Another parable from the Gospel of Thomas:

And he said, The human one is like a wise fisherman who cast his net into the sea and drew it up from the sea full of little fish. Among them the wise fisherman discovered a fine large fish. He threw all the little fish back into the sea, and easily chose the large fish. Anyone here with two good ears had better listen!

And then from the King James Bible:

Seek ye the kingdom of heaven and all else shall be added unto you.

Luke 12:31

In the passage leading up to this, we are advised to focus on the kingdom of heaven.  Robert Tennyson Stevens, creator of Conscious Language, refers to the kingdom of heaven as the heart’s first priority.  The concept of “creating your own reality” often involves making lists of all the wonderful things we seek to have in our lives.  Many of us get caught up achieving and acquiring without stopping to ask – what really matters to me?

What if, instead of attending to the wants and needs of the material world (we’ll get to that later), we first choose to be honest with ourselves about our heart’s first priority.  The one thing that would truly break us open with shock and awe if we really got it.  This is usually the thing that we have locked away, that we refuse to look at directly.  It is the thing that we have decided we could never actually have because we don’t believe it exists or because we are unworthy of it.  How much courage does it take to be wholeheartedly sincere and ask for the thing we believe we could never truly receive?

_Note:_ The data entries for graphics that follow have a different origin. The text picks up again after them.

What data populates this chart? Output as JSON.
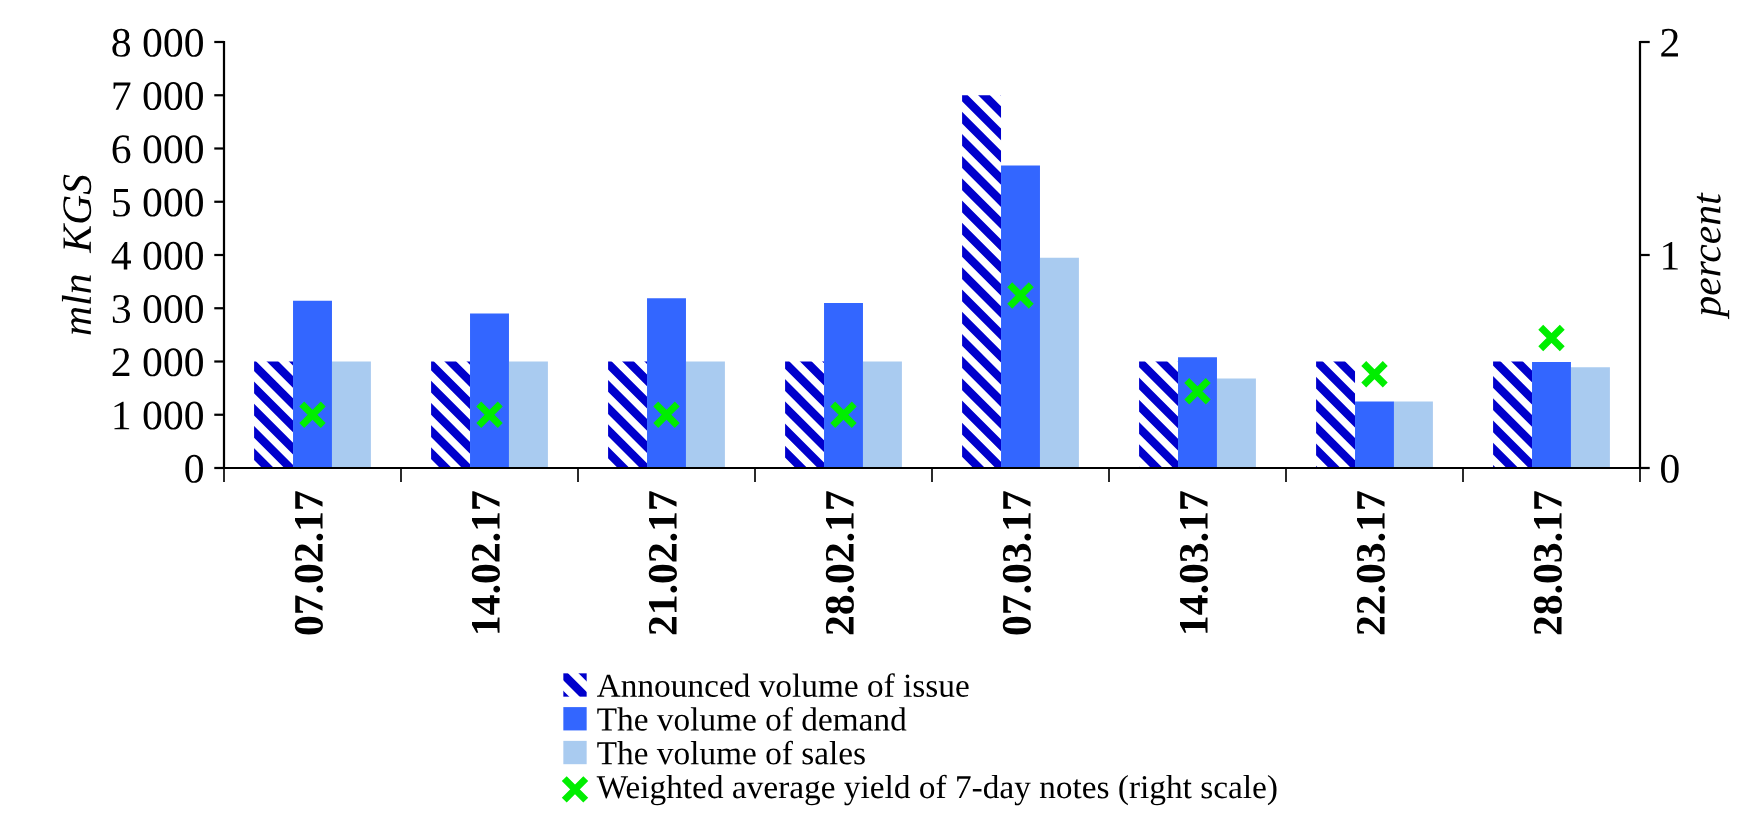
{
  "chart_data": {
    "type": "bar",
    "ylabel": "mln  KGS",
    "y2label": "percent",
    "categories": [
      "07.02.17",
      "14.02.17",
      "21.02.17",
      "28.02.17",
      "07.03.17",
      "14.03.17",
      "22.03.17",
      "28.03.17"
    ],
    "series": [
      {
        "name": "Announced volume of issue",
        "color": "#0000cc",
        "values": [
          2000,
          2000,
          2000,
          2000,
          7000,
          2000,
          2000,
          2000
        ]
      },
      {
        "name": "The volume of demand",
        "color": "#3366ff",
        "values": [
          3140,
          2900,
          3190,
          3100,
          5680,
          2080,
          1250,
          1990
        ]
      },
      {
        "name": "The volume of sales",
        "color": "#a9cbf0",
        "values": [
          2000,
          2000,
          2000,
          2000,
          3950,
          1680,
          1250,
          1890
        ]
      },
      {
        "name": "Weighted average yield of 7-day notes (right scale)",
        "type": "scatter",
        "axis": "y2",
        "color": "#00ee00",
        "marker": "cross",
        "values": [
          0.25,
          0.25,
          0.25,
          0.25,
          0.81,
          0.36,
          0.44,
          0.61
        ]
      }
    ],
    "ylim": [
      0,
      8000
    ],
    "yticks": [
      0,
      {
        "value": 1000,
        "label": "1 000"
      },
      {
        "value": 2000,
        "label": "2 000"
      },
      {
        "value": 3000,
        "label": "3 000"
      },
      {
        "value": 4000,
        "label": "4 000"
      },
      {
        "value": 5000,
        "label": "5 000"
      },
      {
        "value": 6000,
        "label": "6 000"
      },
      {
        "value": 7000,
        "label": "7 000"
      },
      {
        "value": 8000,
        "label": "8 000"
      }
    ],
    "y2lim": [
      0,
      2
    ],
    "y2ticks": [
      0,
      1,
      2
    ],
    "grid": false,
    "legend": "bottom"
  }
}
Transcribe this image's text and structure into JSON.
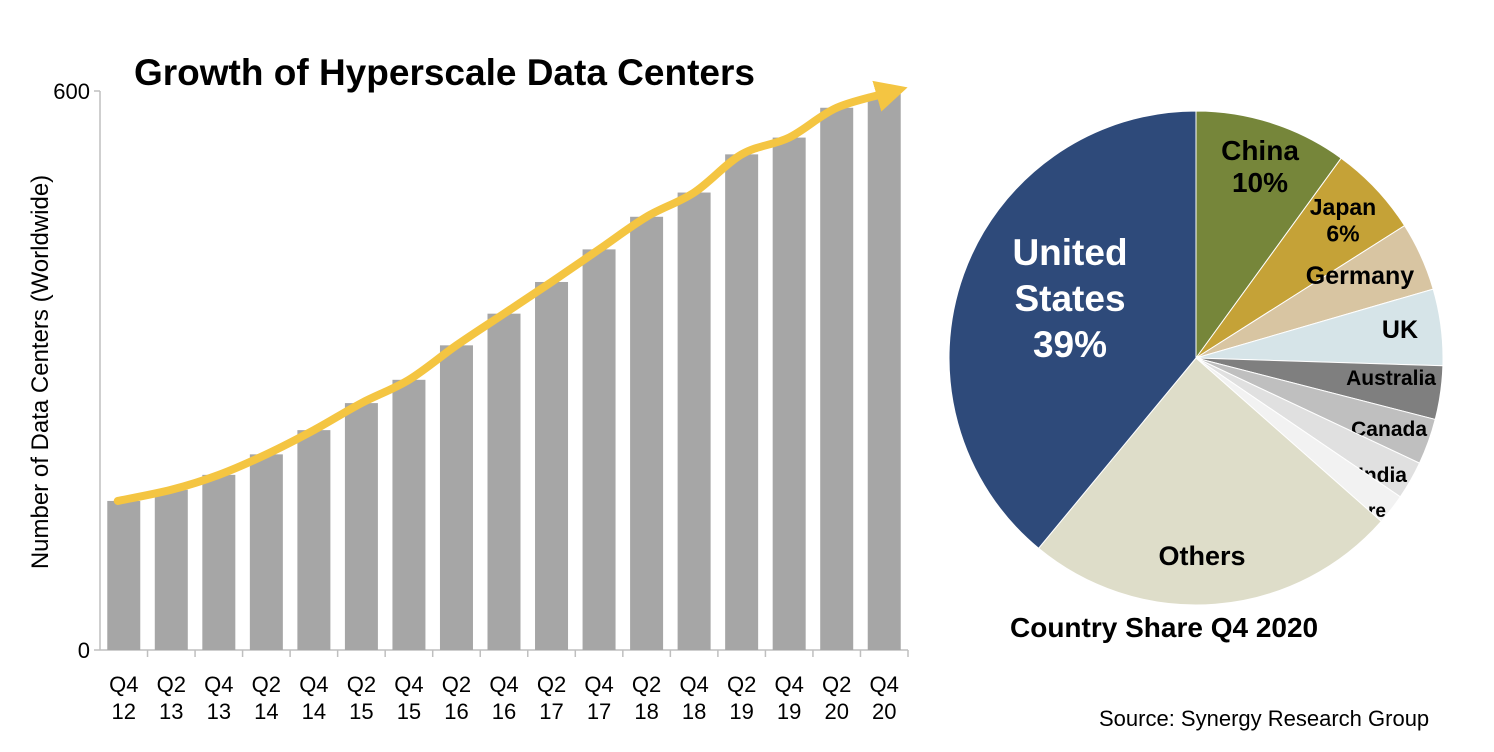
{
  "title": "Growth of Hyperscale Data Centers",
  "source": "Source: Synergy Research Group",
  "chart_data": [
    {
      "type": "bar",
      "title": "Growth of Hyperscale Data Centers",
      "ylabel": "Number of Data Centers (Worldwide)",
      "ylim": [
        0,
        600
      ],
      "yticks": [
        0,
        600
      ],
      "grid": false,
      "bar_color": "#a6a6a6",
      "trend_color": "#f4c542",
      "categories": [
        [
          "Q4",
          "12"
        ],
        [
          "Q2",
          "13"
        ],
        [
          "Q4",
          "13"
        ],
        [
          "Q2",
          "14"
        ],
        [
          "Q4",
          "14"
        ],
        [
          "Q2",
          "15"
        ],
        [
          "Q4",
          "15"
        ],
        [
          "Q2",
          "16"
        ],
        [
          "Q4",
          "16"
        ],
        [
          "Q2",
          "17"
        ],
        [
          "Q4",
          "17"
        ],
        [
          "Q2",
          "18"
        ],
        [
          "Q4",
          "18"
        ],
        [
          "Q2",
          "19"
        ],
        [
          "Q4",
          "19"
        ],
        [
          "Q2",
          "20"
        ],
        [
          "Q4",
          "20"
        ]
      ],
      "values": [
        160,
        172,
        188,
        210,
        236,
        265,
        290,
        327,
        361,
        395,
        430,
        465,
        491,
        532,
        550,
        582,
        597
      ]
    },
    {
      "type": "pie",
      "title": "Country Share Q4 2020",
      "slices": [
        {
          "label": "China",
          "pct": "10%",
          "value": 10,
          "color": "#76863a"
        },
        {
          "label": "Japan",
          "pct": "6%",
          "value": 6,
          "color": "#c5a237"
        },
        {
          "label": "Germany",
          "pct": "",
          "value": 4.5,
          "color": "#d8c5a2"
        },
        {
          "label": "UK",
          "pct": "",
          "value": 5,
          "color": "#d6e4e8"
        },
        {
          "label": "Australia",
          "pct": "",
          "value": 3.5,
          "color": "#7f7f7f"
        },
        {
          "label": "Canada",
          "pct": "",
          "value": 3,
          "color": "#bfbfbf"
        },
        {
          "label": "India",
          "pct": "",
          "value": 2.5,
          "color": "#e0e0e0"
        },
        {
          "label": "Singapore",
          "pct": "",
          "value": 2,
          "color": "#f2f2f2"
        },
        {
          "label": "Others",
          "pct": "",
          "value": 24.5,
          "color": "#deddc9"
        },
        {
          "label": "United States",
          "pct": "39%",
          "value": 39,
          "color": "#2e4a7a"
        }
      ]
    }
  ]
}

The heart’s first priority can be surprising.  It might be to feel the love of a parent, to have a real home, to be with a true beloved partner, to be at peace with an event or experience that was unbearably painful or terrifying.  It is a thing that evokes feeling.  When we land with true sincerity upon the heart’s first priority, it is the doorway to our godliness embodied – the kingdom of heaven, the kingdom of God.  When we touch upon it, allow ourselves to feel it, allow the possibility of it to take our breath away, we may feel vulnerable.  There may be tears.  And with the feeling and the tears comes a melting, a softening of the places we have hardened and frozen against the pain of not receiving that which matters most.

What could you ask for, that if you truly receive it, would restore your faith in yourself and in your world?

Once the door is opened, we enter a place of true receiving and can claim what we most wish to have: I claim my father’s love, I own my own true home, I have my beloved partner, I am the source of my everlasting peace.  We melt into the heaven of receiving, owning everything that is there for us to simply let in.

Now from the kingdom of your own personal heaven, you are ready to allow your God (or whatever you want to call it) to provide for you all that you need.  Not necessarily all that you think you want.  All that you need so that you can be fully present and alive and if you dare to ask, so that you can turn your attention toward the next question: What am I here to be?  What is there for me to do now that my needs are met?